We performed 776 dilations, of which 621 (80%) were on anastomotic strictures, in 178 patients (94 women) with Crohn's disease. At first dilation, median (IQR) age of patients was 45 (37–56) years and disease duration 16 (8–22) years. Technical success rate was 689/776 (89%). A subset of 75 patients from the primary catchment area, with >5-year follow-up, underwent a total of 246 dilations. At 1-year follow-up, 60/75 (80%) patients had undergone no further intervention or one additional dilation only. At 3 and 5 years, corresponding figures were 43/75 (57%) and 39/75 (52%). Cumulative proportions of patients undergoing surgery at 1, 3 and 5 years were 13%, 28% and 36%. Complication rate per procedure for all 178 patients was 41/776 (5.3%), bowel perforation (n = 11, 1.4%), major bleeding requiring blood transfusion (n = 8, 1.0%), minor bleeding (n = 10, 1.3%) and abdominal pain or fever (n = 12, 1.5%).

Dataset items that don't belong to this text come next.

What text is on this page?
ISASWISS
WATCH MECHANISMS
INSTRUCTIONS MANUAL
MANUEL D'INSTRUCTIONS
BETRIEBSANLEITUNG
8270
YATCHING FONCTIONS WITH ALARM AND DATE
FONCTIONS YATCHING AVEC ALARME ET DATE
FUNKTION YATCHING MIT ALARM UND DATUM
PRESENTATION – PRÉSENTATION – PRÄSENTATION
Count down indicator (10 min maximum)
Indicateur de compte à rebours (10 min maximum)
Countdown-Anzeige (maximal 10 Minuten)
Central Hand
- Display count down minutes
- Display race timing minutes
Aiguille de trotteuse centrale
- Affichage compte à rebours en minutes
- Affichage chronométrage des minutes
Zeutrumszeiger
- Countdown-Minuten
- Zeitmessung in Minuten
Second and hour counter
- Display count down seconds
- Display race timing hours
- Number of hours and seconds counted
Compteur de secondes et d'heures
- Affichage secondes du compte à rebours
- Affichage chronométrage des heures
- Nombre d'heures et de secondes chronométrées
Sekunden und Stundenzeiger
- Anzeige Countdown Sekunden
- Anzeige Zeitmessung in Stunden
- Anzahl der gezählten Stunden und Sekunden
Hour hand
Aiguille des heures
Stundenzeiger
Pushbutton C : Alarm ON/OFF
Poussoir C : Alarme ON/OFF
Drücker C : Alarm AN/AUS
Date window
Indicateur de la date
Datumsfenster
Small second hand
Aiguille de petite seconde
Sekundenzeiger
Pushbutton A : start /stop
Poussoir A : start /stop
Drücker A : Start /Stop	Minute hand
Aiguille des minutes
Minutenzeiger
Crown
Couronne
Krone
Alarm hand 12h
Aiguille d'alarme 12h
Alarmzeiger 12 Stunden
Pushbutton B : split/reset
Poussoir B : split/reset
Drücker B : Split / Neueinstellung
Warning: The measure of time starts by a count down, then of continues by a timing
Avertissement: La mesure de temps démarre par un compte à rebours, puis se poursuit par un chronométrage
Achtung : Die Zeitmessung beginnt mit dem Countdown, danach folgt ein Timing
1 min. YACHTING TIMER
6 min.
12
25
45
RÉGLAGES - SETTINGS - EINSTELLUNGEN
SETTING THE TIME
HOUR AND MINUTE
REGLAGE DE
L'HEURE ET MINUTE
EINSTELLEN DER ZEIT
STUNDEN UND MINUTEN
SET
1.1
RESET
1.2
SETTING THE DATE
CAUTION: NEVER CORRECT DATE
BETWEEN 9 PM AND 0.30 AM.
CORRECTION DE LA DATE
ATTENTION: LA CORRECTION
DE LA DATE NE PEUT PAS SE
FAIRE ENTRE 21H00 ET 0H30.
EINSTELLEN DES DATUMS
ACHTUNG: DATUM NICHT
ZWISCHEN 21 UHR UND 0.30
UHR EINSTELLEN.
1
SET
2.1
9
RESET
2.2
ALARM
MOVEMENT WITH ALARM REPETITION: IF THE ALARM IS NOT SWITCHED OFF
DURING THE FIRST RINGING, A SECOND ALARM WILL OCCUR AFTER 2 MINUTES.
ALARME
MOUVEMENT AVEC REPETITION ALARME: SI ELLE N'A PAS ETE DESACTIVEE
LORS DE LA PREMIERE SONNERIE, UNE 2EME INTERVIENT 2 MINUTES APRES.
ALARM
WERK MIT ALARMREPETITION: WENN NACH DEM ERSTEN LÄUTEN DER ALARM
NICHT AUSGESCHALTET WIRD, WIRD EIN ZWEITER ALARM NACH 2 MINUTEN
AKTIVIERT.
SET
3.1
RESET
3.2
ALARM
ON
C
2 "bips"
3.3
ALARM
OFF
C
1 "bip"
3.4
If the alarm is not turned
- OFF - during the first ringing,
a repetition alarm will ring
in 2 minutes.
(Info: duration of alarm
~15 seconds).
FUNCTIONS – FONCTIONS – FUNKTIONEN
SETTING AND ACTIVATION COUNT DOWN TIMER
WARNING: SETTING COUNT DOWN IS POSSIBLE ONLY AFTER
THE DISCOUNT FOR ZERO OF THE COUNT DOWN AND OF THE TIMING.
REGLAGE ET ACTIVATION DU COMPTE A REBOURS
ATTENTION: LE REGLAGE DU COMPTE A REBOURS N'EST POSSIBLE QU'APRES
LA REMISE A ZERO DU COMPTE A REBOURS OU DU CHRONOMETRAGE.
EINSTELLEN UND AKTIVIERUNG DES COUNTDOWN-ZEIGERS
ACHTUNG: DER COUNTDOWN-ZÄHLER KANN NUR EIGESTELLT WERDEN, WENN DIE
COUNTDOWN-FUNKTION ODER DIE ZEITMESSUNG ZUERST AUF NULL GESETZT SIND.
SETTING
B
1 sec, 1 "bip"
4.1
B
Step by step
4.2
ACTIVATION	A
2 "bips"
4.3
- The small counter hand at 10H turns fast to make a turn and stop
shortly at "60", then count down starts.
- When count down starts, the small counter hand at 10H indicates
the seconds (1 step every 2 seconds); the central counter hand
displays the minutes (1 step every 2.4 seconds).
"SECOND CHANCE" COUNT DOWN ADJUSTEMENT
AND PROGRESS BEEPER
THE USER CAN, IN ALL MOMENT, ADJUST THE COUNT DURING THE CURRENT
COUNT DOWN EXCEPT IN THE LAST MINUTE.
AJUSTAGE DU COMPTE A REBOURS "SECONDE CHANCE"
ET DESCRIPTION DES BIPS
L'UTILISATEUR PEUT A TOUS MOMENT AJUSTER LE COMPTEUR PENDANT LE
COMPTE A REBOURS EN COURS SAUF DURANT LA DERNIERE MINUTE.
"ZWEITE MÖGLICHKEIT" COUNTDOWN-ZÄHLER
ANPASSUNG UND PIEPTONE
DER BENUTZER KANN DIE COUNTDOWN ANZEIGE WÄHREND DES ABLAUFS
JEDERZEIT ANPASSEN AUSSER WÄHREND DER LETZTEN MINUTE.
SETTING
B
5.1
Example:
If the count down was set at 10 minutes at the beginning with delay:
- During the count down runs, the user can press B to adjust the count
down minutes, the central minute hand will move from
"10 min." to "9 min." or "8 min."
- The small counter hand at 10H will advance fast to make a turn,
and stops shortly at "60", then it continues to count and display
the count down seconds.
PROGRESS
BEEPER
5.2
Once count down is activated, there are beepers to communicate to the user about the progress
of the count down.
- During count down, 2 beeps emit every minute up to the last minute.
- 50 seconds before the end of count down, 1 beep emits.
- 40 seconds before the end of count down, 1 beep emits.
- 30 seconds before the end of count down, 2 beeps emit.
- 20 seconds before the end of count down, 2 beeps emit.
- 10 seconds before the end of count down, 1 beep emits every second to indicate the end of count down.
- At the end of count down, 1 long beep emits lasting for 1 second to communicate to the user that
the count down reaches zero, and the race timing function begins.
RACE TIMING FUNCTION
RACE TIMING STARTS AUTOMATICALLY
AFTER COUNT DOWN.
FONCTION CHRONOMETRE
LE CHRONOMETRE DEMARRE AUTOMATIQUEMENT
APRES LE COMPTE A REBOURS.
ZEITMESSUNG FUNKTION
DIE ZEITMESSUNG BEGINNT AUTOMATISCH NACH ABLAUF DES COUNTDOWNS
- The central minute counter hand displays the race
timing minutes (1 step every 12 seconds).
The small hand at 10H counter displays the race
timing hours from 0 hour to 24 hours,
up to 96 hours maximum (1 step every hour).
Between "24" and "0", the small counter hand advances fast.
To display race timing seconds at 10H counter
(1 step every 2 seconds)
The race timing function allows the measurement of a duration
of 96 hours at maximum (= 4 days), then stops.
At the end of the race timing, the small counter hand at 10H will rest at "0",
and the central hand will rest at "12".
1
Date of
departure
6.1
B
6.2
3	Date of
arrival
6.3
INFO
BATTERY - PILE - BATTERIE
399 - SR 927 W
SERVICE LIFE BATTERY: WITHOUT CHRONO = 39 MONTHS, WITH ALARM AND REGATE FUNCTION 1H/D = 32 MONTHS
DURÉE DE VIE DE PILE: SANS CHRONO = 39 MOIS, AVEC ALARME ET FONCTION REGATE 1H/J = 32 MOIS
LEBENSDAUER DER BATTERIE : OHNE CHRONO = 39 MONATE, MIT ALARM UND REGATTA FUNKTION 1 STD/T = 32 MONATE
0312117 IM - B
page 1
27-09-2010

Ten patients underwent surgery due to complications (perforation n = 8, bleeding n = 2). There was no procedure-related mortality.
Endoscopic balloon dilation is an efficacious and safe alternative to surgical resection of intestinal strictures in Crohn's disease. At 5-year follow-up, 52% of patients required no further or one additional dilation only, whereas 36% had undergone surgical resection. Complication frequency was low.